In workshops and teaching events we’re often asked, “Do mushrooms have roots?” The simple answer is ‘No’, but there’s a lot more to it than that! Take a read through this article to learn more about the biology of how mushrooms grow
“Do mushrooms have roots?”
The answer is ‘No’, but they do have a wonderful rootlike structure called mycelium.
Roots are primarily applicable to the plant kingdom. Mushrooms, which are part of the fungi kingdom, grow out of mycelium.
In the video below we show an example of what mycelium looks like while it is growing in a petri dish.
In the video you can see a white, fuzzy disk-shaped growth in the petri dish. It may look like some forms of mold you’ve seen in your life. Mold is ultimately mycelium, and the video provides a closer look.
Do mushrooms have roots? Information on mycelium
Mycelium is the vegetative body for fungi that produce mushrooms and, in some cases, species of fungi that never produce a mushroom. When compared to a plant, mycelium is the root system and the mushroom is the flower. When a spore lands on an appropriate substrate under suitable conditions, that spore will germinate. The germination is the beginning of the mycelium from a single meristematic cell. Mycelium consists of the growing ‘stem’ cells of the fungus. Fungi are heterotrophs so they must attain energy from their surroundings, like humans. Mycelium grows by releasing enzymes from the hyphal tips of the mycelium to digest the surroundings and then absorb the nutrients. The cells will eventually branch and continue to branch as it grows to build a vast, filamentous mycelial network.
Interestingly enough, many believe that mycelium is a very valuable material in helping to replace petroleum-based products. As the Journal of Unsolved Questions points out, “Fungal material is renewable, compostable under certain conditions (moisture and the presence of other organisms), fire resistant, moldable, free from volatile organic compounds (VOCs), dyeable and vegan.”
There are already some companies working with mycelium to create new options for common goods, like leather and packing materials, for instance.
Do mushrooms have roots? A look at how we get our mycelium to grow
First, we grow mycelium in a petri plate like you saw in the video. Then, we take a slice of the mycelium and we put it in a bag. In the video we display a plastic bag filled with grain that the mycelium grows down into. The mushrooms will then grow from the white mycelium that has spread through the grain.
The mycelium grows in the substrate and breaks down all the nutrients of the substrate. Those nutrients are then incorporated into the body of the mycelium. Then, once the conditions are just right, the mycelium fruits a mushroom.
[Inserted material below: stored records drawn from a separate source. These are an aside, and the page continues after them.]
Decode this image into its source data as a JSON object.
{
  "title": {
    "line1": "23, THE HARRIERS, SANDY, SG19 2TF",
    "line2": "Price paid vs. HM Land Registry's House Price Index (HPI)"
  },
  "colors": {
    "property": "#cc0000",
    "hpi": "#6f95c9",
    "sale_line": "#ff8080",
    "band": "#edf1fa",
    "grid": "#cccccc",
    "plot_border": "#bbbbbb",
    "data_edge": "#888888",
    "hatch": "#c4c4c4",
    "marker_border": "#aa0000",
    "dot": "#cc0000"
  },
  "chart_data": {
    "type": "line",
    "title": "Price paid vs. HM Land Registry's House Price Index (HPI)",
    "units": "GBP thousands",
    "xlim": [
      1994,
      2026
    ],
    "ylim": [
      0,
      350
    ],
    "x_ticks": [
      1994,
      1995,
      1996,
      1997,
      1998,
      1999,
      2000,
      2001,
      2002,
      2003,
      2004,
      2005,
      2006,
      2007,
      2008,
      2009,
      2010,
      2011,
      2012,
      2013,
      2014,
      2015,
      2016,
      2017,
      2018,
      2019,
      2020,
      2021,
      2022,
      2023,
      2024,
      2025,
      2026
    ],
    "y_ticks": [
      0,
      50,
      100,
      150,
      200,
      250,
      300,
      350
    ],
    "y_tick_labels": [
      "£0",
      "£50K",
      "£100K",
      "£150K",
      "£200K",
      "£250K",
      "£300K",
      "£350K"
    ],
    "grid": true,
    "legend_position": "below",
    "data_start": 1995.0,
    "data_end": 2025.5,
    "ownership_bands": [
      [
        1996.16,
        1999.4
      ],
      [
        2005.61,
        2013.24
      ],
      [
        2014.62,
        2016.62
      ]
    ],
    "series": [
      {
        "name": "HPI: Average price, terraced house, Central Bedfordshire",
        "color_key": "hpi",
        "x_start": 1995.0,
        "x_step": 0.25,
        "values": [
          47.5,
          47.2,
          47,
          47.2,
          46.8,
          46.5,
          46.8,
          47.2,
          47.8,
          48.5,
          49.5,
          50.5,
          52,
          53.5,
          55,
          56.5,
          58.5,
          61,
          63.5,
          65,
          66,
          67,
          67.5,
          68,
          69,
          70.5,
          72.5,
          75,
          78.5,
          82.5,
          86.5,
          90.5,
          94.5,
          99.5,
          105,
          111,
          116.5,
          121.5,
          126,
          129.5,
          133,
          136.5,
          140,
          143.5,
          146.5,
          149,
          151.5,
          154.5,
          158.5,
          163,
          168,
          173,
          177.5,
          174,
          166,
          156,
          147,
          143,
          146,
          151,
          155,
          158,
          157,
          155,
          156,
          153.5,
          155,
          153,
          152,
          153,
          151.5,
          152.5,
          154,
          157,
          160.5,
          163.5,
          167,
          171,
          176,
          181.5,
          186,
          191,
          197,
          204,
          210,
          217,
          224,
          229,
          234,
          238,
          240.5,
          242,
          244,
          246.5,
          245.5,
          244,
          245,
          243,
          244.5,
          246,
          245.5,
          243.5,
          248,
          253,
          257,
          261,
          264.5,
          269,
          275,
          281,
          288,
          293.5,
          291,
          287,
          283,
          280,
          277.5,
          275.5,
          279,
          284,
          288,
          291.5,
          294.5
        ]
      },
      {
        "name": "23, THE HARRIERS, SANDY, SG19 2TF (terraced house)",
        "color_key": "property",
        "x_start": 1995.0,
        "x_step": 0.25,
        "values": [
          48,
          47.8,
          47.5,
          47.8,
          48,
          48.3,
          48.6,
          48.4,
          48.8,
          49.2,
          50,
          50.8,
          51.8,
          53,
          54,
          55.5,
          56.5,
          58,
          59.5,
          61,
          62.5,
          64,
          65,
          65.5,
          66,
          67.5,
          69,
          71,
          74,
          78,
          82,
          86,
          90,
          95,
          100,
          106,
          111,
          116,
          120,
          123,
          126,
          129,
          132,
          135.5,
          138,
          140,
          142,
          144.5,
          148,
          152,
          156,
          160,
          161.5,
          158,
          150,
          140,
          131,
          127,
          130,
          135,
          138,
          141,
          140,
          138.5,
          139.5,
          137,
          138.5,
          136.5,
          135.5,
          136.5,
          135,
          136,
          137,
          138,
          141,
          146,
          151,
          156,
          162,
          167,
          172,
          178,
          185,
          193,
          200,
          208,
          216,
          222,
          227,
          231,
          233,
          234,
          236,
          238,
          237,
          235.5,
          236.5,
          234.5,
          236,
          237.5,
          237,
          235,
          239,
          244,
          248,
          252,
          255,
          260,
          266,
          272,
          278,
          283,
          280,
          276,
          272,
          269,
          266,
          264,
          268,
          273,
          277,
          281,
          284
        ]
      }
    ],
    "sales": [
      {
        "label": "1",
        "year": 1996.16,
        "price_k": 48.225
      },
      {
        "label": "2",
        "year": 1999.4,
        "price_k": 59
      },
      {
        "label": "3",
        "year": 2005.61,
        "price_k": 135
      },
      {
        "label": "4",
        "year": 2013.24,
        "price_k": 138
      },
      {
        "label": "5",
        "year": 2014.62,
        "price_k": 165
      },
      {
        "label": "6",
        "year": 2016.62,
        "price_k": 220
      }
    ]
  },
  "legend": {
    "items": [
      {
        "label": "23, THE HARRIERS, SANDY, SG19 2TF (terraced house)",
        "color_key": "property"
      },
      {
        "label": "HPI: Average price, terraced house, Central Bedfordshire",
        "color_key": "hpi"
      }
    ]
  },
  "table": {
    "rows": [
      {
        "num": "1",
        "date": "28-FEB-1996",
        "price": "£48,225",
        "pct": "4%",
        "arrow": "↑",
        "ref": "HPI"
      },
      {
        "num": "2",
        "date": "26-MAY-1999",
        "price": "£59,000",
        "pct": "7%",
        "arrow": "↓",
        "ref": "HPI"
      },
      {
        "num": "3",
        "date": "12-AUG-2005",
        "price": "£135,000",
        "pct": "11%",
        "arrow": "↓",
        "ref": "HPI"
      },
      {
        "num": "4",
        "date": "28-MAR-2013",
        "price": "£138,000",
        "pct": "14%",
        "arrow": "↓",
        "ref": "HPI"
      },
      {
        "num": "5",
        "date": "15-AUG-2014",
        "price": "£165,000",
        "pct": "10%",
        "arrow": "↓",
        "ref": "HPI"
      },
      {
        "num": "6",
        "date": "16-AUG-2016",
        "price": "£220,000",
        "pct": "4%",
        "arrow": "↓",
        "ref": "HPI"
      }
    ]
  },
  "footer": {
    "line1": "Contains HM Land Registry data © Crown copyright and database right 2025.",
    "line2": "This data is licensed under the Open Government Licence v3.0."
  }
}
In the video we display what this process looks like once the mushroom has grown from the substrate. We use a bag of lion’s mane mushrooms. In the bag you can see the sawdust substrate and the white mycelium. The mushroom itself is fruiting right out of the bag.
Once the fruited body of the mushroom is picked from the mycelium, the mycelium remains intact. It continues to grow and eat the substrate, and the bags of mycelium shown in the video will eventually fruit again within a couple of weeks.
Additionally, we create holes in our bags so the mushrooms can fruit out of them, leaving the remaining mycelium in the bag.
A growing analogy that compares the plant kingdom with the fungi kingdom
The mushroom is like an apple and the mycelium is like the whole plant structure: the leaves, bark, steams, roots, etc. Those all help play a similar role in the trees lifecycle as the mycelium does for fungal lifecycle. The mushroom is just the fruiting body. It comes and goes and it can be harvest like an apple. However, the mycelium, much like a tree, will stay, remain growing and producing fruit when the conditions are correct.
As you may have noticed, mushrooms can pop up really quick after a rain in the spring or summer because the mycelium is always there, ready to produce fruited bodies.
So in conclusion, do mushrooms have roots? No, but they do have a similar system that plays a roll like roots do. This system is called mycelium and gathers nutrients and supports the formation of fruiting bodies.
And one final interesting fact… The largest living organism in the world is mycelium of a honey fungus that exists in the Pacific Northwest of the United States, specifically in the Blue Mountains of Oregon. This fungal network spans over 2,400 acres. Scientists have estimated that the mushroom mass is around 2,400 years old, although some others claim that it can be as old as 8,650. If this latter estimation is true, not only would this mycelial mass be the largest living organism, it would also be one of the oldest on the planet.